Climate scientists–the established ones, not the renegades–have found that global surface temperatures did not rise from 1998 to 2008, despite heightened carbon emissions, and they have been trying to figure out why.  Now they are saying the temperature drop is anthropogenic, the result (like they had been saying of global warming) of pollution, just a different kind:

Smoke belching from Asia’s rapidly growing economies is largely responsible for a halt in global warming in the decade after 1998 because of sulphur’s cooling effect, even though greenhouse gas emissions soared, a U.S. study said on Monday.

The paper raised the prospect of more rapid, pent-up climate change when emerging economies eventually crack down on pollution.

World temperatures did not rise from 1998 to 2008, while manmade emissions of carbon dioxide from burning fossil fuel grew by nearly a third, various data show.

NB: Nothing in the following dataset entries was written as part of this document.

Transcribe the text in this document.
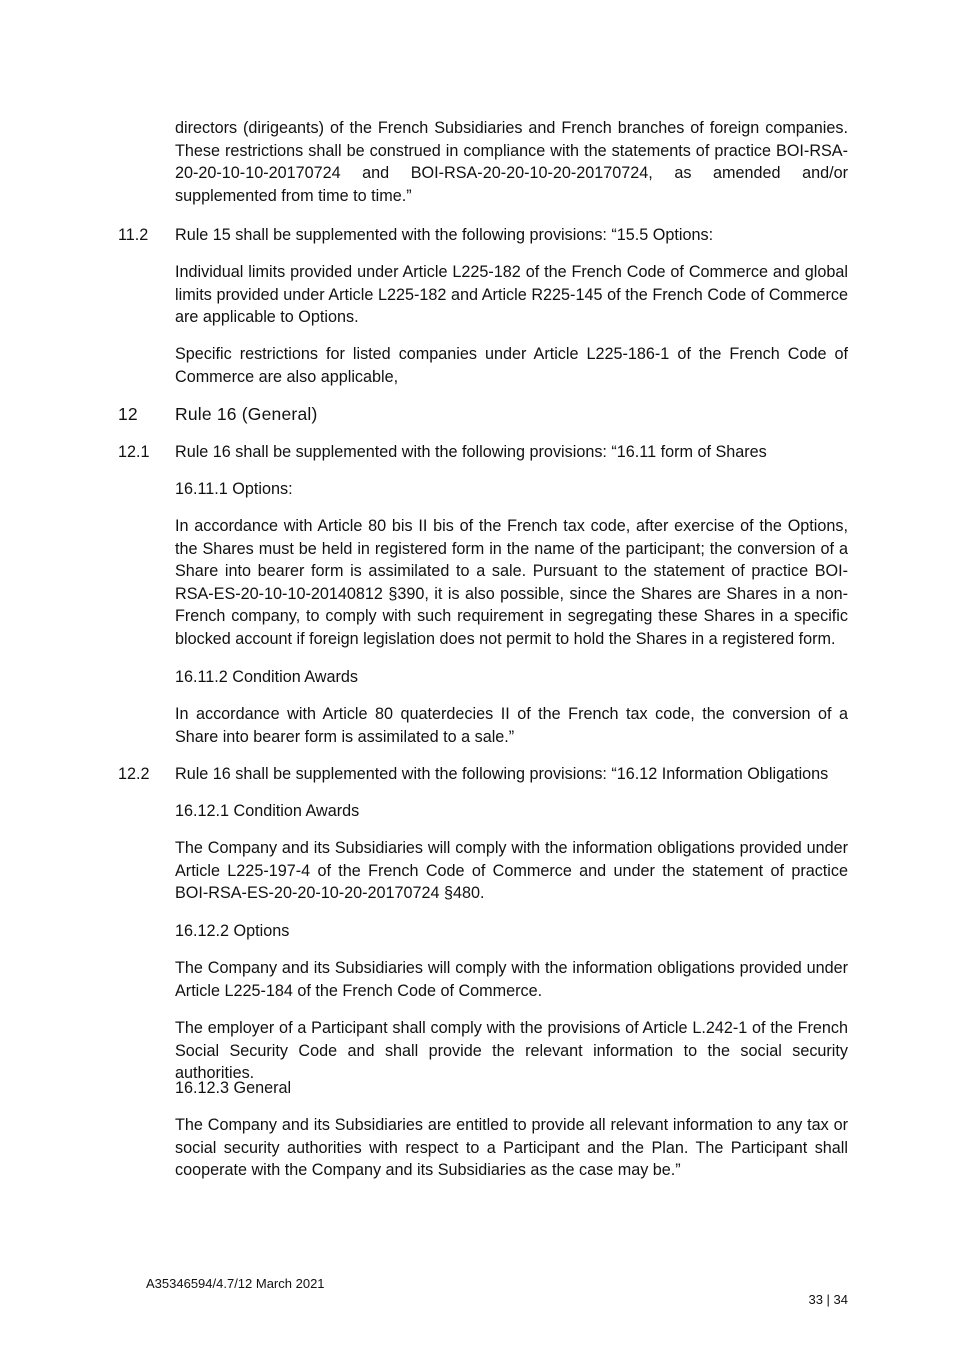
directors (dirigeants) of the French Subsidiaries and French branches of foreign companies. These restrictions shall be construed in compliance with the statements of practice BOI-RSA-20-20-10-10-20170724 and BOI-RSA-20-20-10-20-20170724, as amended and/or supplemented from time to time.”

11.2 Rule 15 shall be supplemented with the following provisions: “15.5 Options:

Individual limits provided under Article L225-182 of the French Code of Commerce and global limits provided under Article L225-182 and Article R225-145 of the French Code of Commerce are applicable to Options.

Specific restrictions for listed companies under Article L225-186-1 of the French Code of Commerce are also applicable,

12 Rule 16 (General)

12.1 Rule 16 shall be supplemented with the following provisions: “16.11 form of Shares

16.11.1 Options:

In accordance with Article 80 bis II bis of the French tax code, after exercise of the Options, the Shares must be held in registered form in the name of the participant; the conversion of a Share into bearer form is assimilated to a sale. Pursuant to the statement of practice BOI-RSA-ES-20-10-10-20140812 §390, it is also possible, since the Shares are Shares in a non-French company, to comply with such requirement in segregating these Shares in a specific blocked account if foreign legislation does not permit to hold the Shares in a registered form.

16.11.2 Condition Awards

In accordance with Article 80 quaterdecies II of the French tax code, the conversion of a Share into bearer form is assimilated to a sale.”

12.2 Rule 16 shall be supplemented with the following provisions: “16.12 Information Obligations

16.12.1 Condition Awards

The Company and its Subsidiaries will comply with the information obligations provided under Article L225-197-4 of the French Code of Commerce and under the statement of practice BOI-RSA-ES-20-20-10-20-20170724 §480.

16.12.2 Options

The Company and its Subsidiaries will comply with the information obligations provided under Article L225-184 of the French Code of Commerce.

The employer of a Participant shall comply with the provisions of Article L.242-1 of the French Social Security Code and shall provide the relevant information to the social security authorities.

16.12.3 General

The Company and its Subsidiaries are entitled to provide all relevant information to any tax or social security authorities with respect to a Participant and the Plan. The Participant shall cooperate with the Company and its Subsidiaries as the case may be.”

A35346594/4.7/12 March 2021
33 | 34
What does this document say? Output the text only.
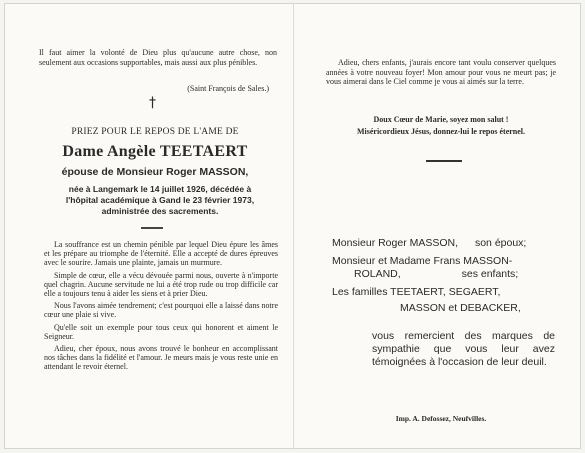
Il faut aimer la volonté de Dieu plus qu'aucune autre chose, non seulement aux occasions supportables, mais aussi aux plus pénibles.
(Saint François de Sales.)
†
PRIEZ POUR LE REPOS DE L'AME DE
Dame Angèle TEETAERT
épouse de Monsieur Roger MASSON,
née à Langemark le 14 juillet 1926, décédée à
l'hôpital académique à Gand le 23 février 1973,
administrée des sacrements.

La souffrance est un chemin pénible par lequel Dieu épure les âmes et les prépare au triomphe de l'éternité. Elle a accepté de dures épreuves avec le sourire. Jamais une plainte, jamais un murmure.

Simple de cœur, elle a vécu dévouée parmi nous, ouverte à n'importe quel chagrin. Aucune servitude ne lui a été trop rude ou trop difficile car elle a toujours tenu à aider les siens et à prier Dieu.

Nous l'avons aimée tendrement; c'est pourquoi elle a laissé dans notre cœur une plaie si vive.

Qu'elle soit un exemple pour tous ceux qui honorent et aiment le Seigneur.

Adieu, cher époux, nous avons trouvé le bonheur en accomplissant nos tâches dans la fidélité et l'amour. Je meurs mais je vous reste unie en attendant le revoir éternel.

Adieu, chers enfants, j'aurais encore tant voulu conserver quelques années à votre nouveau foyer! Mon amour pour vous ne meurt pas; je vous aimerai dans le Ciel comme je vous ai aimés sur la terre.

Doux Cœur de Marie, soyez mon salut !
Miséricordieux Jésus, donnez-lui le repos éternel.
Monsieur Roger MASSON, son époux;
Monsieur et Madame Frans MASSON-
ROLAND,	ses enfants;
Les familles TEETAERT, SEGAERT,
MASSON et DEBACKER,
vous remercient des marques de sympathie que vous leur avez témoignées à l'occasion de leur deuil.
Imp. A. Defossez, Neufvilles.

The researchers from Boston and Harvard Universities and Finland’s University of Turku said pollution, and specifically sulphur emissions, from coal-fueled growth in Asia was responsible for the cooling effect.

Sulphur allows water drops or aerosols to form, creating hazy clouds which reflect sunlight back into space.

“Anthropogenic activities that warm and cool the planet largely cancel after 1998, which allows natural variables to play a more significant role,” the paper said.

Natural cooling effects included a declining solar cycle after 2002, meaning the sun’s output fell.

The study said that the halt in warming had fueled doubts about anthropogenic climate change, where scientists say manmade greenhouse gas emissions are heating the Earth.

“It has been unclear why global surface temperatures did not rise between 1998 and 2008,” said the study published in the Proceedings of the National Academy of Sciences of the United States.

via Asia pollution blamed for halt in warming: study | Reuters.

Good thing it exactly balanced out!  Otherwise we’d be causing a new ice age that would also destroy civilization as we know it.